About Me

Wednesday, February 23, 2011

memories of dad ♥

I remember one time...I suppose I was in 6th grade....
My first 'real' kiss ever was that summer on my front porch by a boy named Keith. And of course, my sister saw it all! She freaked out on me. Uncool. That weekend, we went to Dayton to stay with my dad and his girlfriend Sandy. Of course, being the little tattling sister...she told him.
He freaked out! I am his baby girl! No boy should be kissing me! :)

Saturday mornings. Cartoons. Fruity Pebbles.

Wednesday, February 16, 2011

food for thought....

I just think it is amazing how, when you aren't close to God and don't really care to do things His way, there are guys everywhere...literally. Guys who are never going to care about you. Guys who have no respect for you or for themselves.

And then...when you decide that God's way is THE way...and when being 100% pure until you marry and have a family...all those guys scatter.
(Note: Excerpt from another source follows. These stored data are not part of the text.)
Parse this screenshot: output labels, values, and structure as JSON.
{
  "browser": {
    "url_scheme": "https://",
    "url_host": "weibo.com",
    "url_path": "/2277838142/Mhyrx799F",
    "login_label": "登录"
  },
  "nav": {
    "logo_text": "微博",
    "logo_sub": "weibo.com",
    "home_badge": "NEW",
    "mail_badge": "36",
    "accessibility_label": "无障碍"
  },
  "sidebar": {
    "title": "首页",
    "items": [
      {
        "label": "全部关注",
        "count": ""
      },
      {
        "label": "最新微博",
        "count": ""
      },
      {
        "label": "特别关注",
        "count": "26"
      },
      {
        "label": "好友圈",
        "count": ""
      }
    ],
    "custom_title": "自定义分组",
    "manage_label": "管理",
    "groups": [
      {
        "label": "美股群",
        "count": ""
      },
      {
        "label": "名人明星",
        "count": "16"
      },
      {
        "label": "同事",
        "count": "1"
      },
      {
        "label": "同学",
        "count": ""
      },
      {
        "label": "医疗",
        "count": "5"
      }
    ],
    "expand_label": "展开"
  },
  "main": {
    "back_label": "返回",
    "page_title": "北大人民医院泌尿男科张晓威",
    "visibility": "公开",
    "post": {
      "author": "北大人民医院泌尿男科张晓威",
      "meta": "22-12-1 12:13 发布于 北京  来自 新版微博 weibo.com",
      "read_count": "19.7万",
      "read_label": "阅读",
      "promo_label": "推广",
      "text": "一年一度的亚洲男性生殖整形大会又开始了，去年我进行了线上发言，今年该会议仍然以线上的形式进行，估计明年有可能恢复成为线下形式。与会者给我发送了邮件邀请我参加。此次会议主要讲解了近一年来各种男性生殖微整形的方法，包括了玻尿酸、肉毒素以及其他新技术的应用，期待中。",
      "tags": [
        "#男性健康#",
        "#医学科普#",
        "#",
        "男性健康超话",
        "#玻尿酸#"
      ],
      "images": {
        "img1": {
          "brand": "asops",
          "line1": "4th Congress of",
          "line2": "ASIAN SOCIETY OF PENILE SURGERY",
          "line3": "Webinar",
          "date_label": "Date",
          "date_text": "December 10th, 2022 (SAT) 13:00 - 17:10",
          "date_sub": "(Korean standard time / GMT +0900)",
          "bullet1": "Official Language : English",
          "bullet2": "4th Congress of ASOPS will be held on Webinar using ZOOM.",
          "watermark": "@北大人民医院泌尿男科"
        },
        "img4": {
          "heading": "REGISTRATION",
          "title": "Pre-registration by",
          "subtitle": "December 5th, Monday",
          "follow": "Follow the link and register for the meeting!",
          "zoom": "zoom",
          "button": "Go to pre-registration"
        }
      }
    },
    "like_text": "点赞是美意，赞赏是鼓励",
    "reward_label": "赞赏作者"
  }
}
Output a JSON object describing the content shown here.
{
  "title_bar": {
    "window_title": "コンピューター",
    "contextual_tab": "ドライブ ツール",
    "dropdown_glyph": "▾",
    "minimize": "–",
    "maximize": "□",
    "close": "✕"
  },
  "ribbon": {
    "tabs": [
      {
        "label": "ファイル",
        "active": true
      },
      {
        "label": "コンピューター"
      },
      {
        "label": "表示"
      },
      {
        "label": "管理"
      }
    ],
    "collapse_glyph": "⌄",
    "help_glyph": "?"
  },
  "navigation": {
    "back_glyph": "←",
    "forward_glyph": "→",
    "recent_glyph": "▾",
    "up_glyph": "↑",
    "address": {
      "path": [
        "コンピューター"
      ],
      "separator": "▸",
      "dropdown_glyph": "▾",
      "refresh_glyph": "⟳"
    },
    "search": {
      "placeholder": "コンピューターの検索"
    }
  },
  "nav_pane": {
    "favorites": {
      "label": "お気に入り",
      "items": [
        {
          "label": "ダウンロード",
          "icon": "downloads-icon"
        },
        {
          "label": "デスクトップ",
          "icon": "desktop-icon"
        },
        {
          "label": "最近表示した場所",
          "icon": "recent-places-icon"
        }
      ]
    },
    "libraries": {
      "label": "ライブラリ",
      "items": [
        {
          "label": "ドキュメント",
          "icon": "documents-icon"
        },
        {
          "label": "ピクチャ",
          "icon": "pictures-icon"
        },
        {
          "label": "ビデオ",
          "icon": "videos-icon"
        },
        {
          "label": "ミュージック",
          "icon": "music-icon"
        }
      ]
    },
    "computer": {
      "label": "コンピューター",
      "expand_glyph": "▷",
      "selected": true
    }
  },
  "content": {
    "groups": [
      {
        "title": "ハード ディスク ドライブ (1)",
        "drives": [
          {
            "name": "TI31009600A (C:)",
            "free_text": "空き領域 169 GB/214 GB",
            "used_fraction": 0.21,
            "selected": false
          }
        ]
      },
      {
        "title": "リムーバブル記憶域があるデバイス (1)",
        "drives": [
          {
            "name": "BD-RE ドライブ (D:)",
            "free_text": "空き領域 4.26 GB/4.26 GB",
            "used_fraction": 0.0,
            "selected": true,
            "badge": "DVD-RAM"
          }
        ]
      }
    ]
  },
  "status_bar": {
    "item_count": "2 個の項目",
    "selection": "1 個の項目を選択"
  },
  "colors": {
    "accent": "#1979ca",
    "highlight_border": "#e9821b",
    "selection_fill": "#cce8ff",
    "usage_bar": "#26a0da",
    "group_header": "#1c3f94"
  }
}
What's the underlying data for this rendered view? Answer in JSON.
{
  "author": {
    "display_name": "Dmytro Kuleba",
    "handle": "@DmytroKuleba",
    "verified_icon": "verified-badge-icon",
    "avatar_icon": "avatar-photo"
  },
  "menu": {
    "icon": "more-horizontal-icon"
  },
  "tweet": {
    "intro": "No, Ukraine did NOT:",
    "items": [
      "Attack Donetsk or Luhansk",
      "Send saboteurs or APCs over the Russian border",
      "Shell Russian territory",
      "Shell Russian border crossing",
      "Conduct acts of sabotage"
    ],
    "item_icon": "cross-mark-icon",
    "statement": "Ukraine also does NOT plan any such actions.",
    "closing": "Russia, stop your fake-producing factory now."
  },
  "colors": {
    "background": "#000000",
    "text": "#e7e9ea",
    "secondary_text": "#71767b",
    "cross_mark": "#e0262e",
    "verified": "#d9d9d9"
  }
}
Do you know how HARD it is to find someone who could care less about having sex? :)
Just sayin.......

I'm glad my best friend is my best friend. Couldn't make it without him. :)

Wednesday, February 2, 2011

4am

WARNING::  The following are pretty scattered. I'm just typing as they come to my head! I have a million things swimming around in there and the cluttered mess just has to come out! :)

Sometimes when your heart is overwhelmed and you just don't know what to do.... you do just that. Nothing. You end up going in circles and passing all the familiar things you've been used to. I'm done. I've come to the breaking point. Walls have to come down. Certain people have to be trusted. God has to be heard!

Last week at Rock Bridge, we talked about faith pirates (pt 4). We have a tendency to hear the world yelling at us and we are just unable to hear God's whisper.

I haven't been sleeping well at all for maybe the past 3 weeks or so. I'm so tired. I'm sleepy. I dream bad dreams when I do actually sleep. I went to the doctor and he gave me a few samples of AmbienCR. Doesn't seem to be working. I still wake up super early. It would just be so frustrating. I didn't know why...until now!!! And THAT is the most exciting part!!!!

Small group on Monday night::
We broke into groups of 4 (Tiffney, Matt, me, and Julia) and had our prayer time. Matt asked us what we feel like, at this point in our lives, was our 'faith pirate'...what do we deal with that robs our faith. I thought about it. Every time the ugly monster of death rears its teeth, it seems like it just sets me back a few steps. So that's what I picked. It isn't that I blame God. It isn't that I'm upset about it. I suppose its just that I don't know what happens. I know, I know. Nobody knows what happens when you die. Not the pain, not the visions. Nothing.

I just realized that night just how much death and loss and suffering and emptiness consumes my life. I'm no psychiatrist...but I'm gonna say that's not very good. I used to be one who carries myself like things don't bother me. Good or bad. I'm really dealing with that right now.

But back to the story...

So for the past 2 nights, I was woke up by some odd dream I was having about me eating something.  Strange, I know. But at 4am, there I was wide awake. Never did I think to read my bible. Or even talk to God. I just laid there...frustrated. This morning was different. I just had the feeling that everything does happen for a reason. My head was turning, flipping, and flopping. I just got my phone, and turned on my Bible app. :)  It's still a mystery to me how the screen said Romans 8 (as the last place I looked was Job), so I just started reading.
Romans 8:1, 18-19, 36-39 NIV

Therefore, there is now no condemnation for those who are in Christ Jesus, I consider that our present sufferings are not worth comparing with the glory that will be revealed in us. For the creation waits in eager expectation for the children of God to be revealed. As it is written:
"For your sake we face death all day long;
we are considered as sheep to be slaughtered." No, in all these things we are more than conquerors through him who loved us. For I am convinced that neither death nor life, neither angels nor demons, neither the present nor the future, nor any powers, neither height nor depth, nor anything else in all creation, will be able to separate us from the love of God that is in Christ Jesus our Lord.

 I don't think anything else needs to be said after that.
I just love love love how when I'm at my lowest point and the only thing I have is desperation...He shows up in a big big way. And it's then when I realize that if I had never have let myself get in the way of that, He would always be with me in a big, big way.

I'm on the right track. He wants my walls down so He can heal me...from the inside out. He wants peace for me. He wants to love on me. All I have to do is let Him.